The U.S. Conference of Mayors has long been a leader on climate change. In 2005, more than 1,000 mayors signed the Mayors’ Climate Protection Agreement, a landmark pledge to take local action to reduce carbon emissions. That pledge was updated in 2014 to also focus on making cities more resilient to climate impacts. The U.S. Conference of Mayors has encouraged federal and state cooperation with mayors to accelerate clean energy and energy efficiency.
Cities and companies in action
As the Alliance’s co-chair, Santa Fe Mayor Javier Gonzales, said: “Cities are our nation’s economic powerhouses, making them a key proving ground for policies to increase energy efficiency, deploy clean energy, and foster clean transportation.”
Cities are taking the lead in advancing more energy-efficient buildings; tracking electricity and water use, setting emissions reduction targets, and promoting electric vehicles. These programs make for stronger and more resilient communities and economies.
A number of cities, including Los Angeles, are even setting a goal of being powered by 100 percent renewable energy.
Companies are investing in clean energy projects, reducing emissions throughout the supply chain, establishing internal carbon pricing, and helping customers reduce their carbon footprint. More than 150 companies have signed the American Business Act on Climate Pledge, committing to steps such as saving energy and reducing water usage.
These steps, over and above regulatory requirements, could produce greater emission reductions than we can foresee.
Taking the next step
Climate change is global, but the impacts are local, and our communities are already experiencing them, including more frequent and intense heat waves, heavy downpours, and rising sea level. How we reduce climate-altering emissions will have implications for economic development, public health, and community wellbeing, especially for our most vulnerable populations.

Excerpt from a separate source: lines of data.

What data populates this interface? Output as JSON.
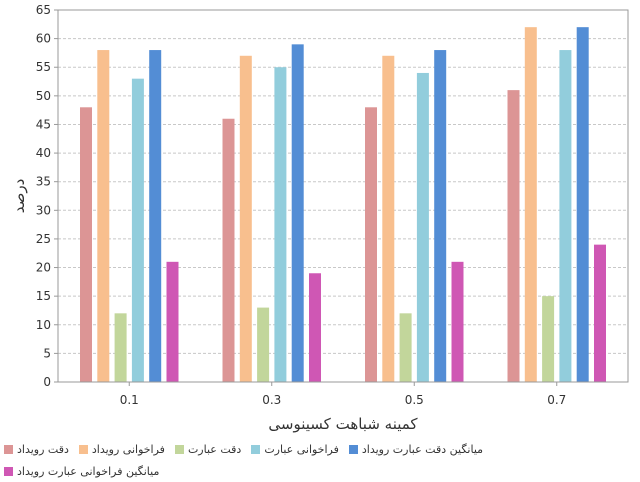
{
  "chart_data": {
    "type": "bar",
    "title": "",
    "xlabel": "کمینه شباهت کسینوسی",
    "ylabel": "درصد",
    "ylim": [
      0,
      65
    ],
    "yticks": [
      0,
      5,
      10,
      15,
      20,
      25,
      30,
      35,
      40,
      45,
      50,
      55,
      60,
      65
    ],
    "categories": [
      "0.1",
      "0.3",
      "0.5",
      "0.7"
    ],
    "grid": true,
    "legend_position": "bottom",
    "series": [
      {
        "name": "دقت رویداد",
        "color": "#dc9595",
        "values": [
          48,
          46,
          48,
          51
        ]
      },
      {
        "name": "فراخوانی رویداد",
        "color": "#f8bf8e",
        "values": [
          58,
          57,
          57,
          62
        ]
      },
      {
        "name": "دقت عبارت",
        "color": "#c2d69b",
        "values": [
          12,
          13,
          12,
          15
        ]
      },
      {
        "name": "فراخوانی عبارت",
        "color": "#92cddc",
        "values": [
          53,
          55,
          54,
          58
        ]
      },
      {
        "name": "میانگین دقت عبارت رویداد",
        "color": "#538dd5",
        "values": [
          58,
          59,
          58,
          62
        ]
      },
      {
        "name": "میانگین فراخوانی عبارت رویداد",
        "color": "#cf57b4",
        "values": [
          21,
          19,
          21,
          24
        ]
      }
    ]
  }
}
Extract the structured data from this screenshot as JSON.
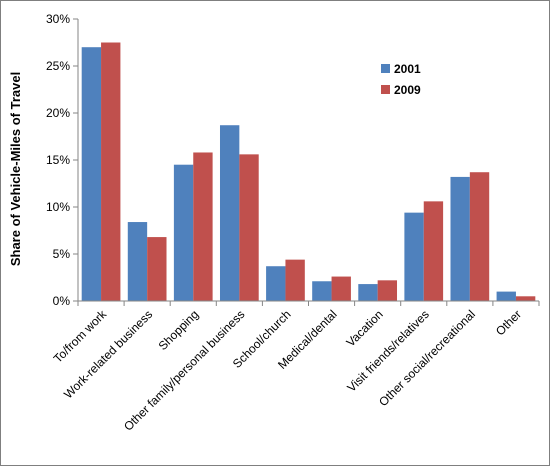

Cities and businesses both have a strong interest in cost-effective approaches. Local-level and business innovation is critical to the success of the Clean Power Plan and other state and federal policies to shrink our carbon footprint. And these successes will point the way to a national strategy to help us transition to a clean energy future.
Separately, cities and businesses have already been demonstrating climate leadership. Together, we can put our foot on the accelerator and reach our goals.